2017 is the year ICO and the rise of several coins and tokens took place and it seems that 2018 is the year for regulatory reckoning. Things are getting hotter with the countries starting to grapple with cryptocurrencies and determining how they have to regulate them. Some of the countries are cautious with these coins and hence are implementing laws that are destined to regulate their usage and trade. Although bitcoins have not gained some good reputation in some countries, most of the tax authorities have acknowledged their significance and propose a specific fiscal treatment for these highly influential currencies. There are several countries that have made a decision of ‘’tax-treat’’ for bitcoins. In this brief, I am going to touch on some of them including USA, EU, Germany, and Australia.

The United States

This is the country that I had discussed earlier. The U.S. IRS treats Bitcoins and other cryptocurrencies as a source of income. What this means is that selling, trading or exchanging Bitcoins is projected to a tax rate that is determined by IRS. Any transaction will be taxable according to the principles that are applicable to taxation of property.

You have to report all your Bitcoin transactions to the IRS for taxation purposes. The taxpayers in the country who sell goods and services for Bitcoins or any other coin are obliged to include the value of the received Currency in their annual tax returns.

The EU

The European highest court ECJ ruled that all the bitcoin transactions should not be considered for Value Added Tax (VAT). This is applicable under the provision concerning transactions relating to currency, bank notes and coins that are used for legal tenders. What ECJ wanted to make clear to the European Union public is that bitcoins is a currency and not a property that should be legally subjected to VAT.
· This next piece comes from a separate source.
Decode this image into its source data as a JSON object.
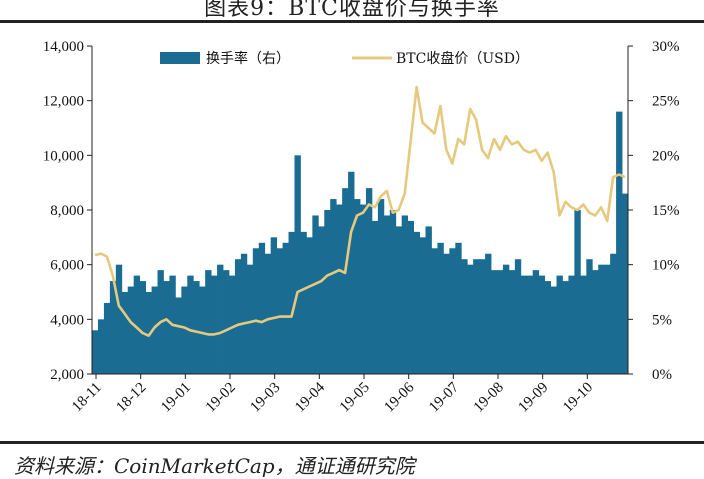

Despite the fact that purchasing and selling bitcoins is not subjected to VAT, this doesn’t mean that it is not supposed to be taxed for other forms of tax. If you are undertaking transactions using Bitcoins, then you are subject to other forms of tax.

Germany

Bitcoins and other cryptocurrencies in this country are subjected to a capital gain tax of 25%.  However, all these taxes are levied on the bitcoin holder if the profits are gained within one year of holding bitcoins. If you will manage to hold these coins for more than one year, then your coins will not be considered for taxation. It will be considered as a non-taxable ‘’private sale’’.

Australia

This is another country that doesn’t consider bitcoins as money or foreign currency. It is an asset that is held for capital gain. Therefore you have to properly document, record and date the transactions.  You have to declare your value in AUD as ordinary income.

The framework of laws that govern taxation in the crypto community differ significantly according to the laws of the jurisdiction. Some of the countries consider bitcoins as currency while others consider it as a property that is gained for capital gains. This is the basis for all the tax regulatory requirements in each country.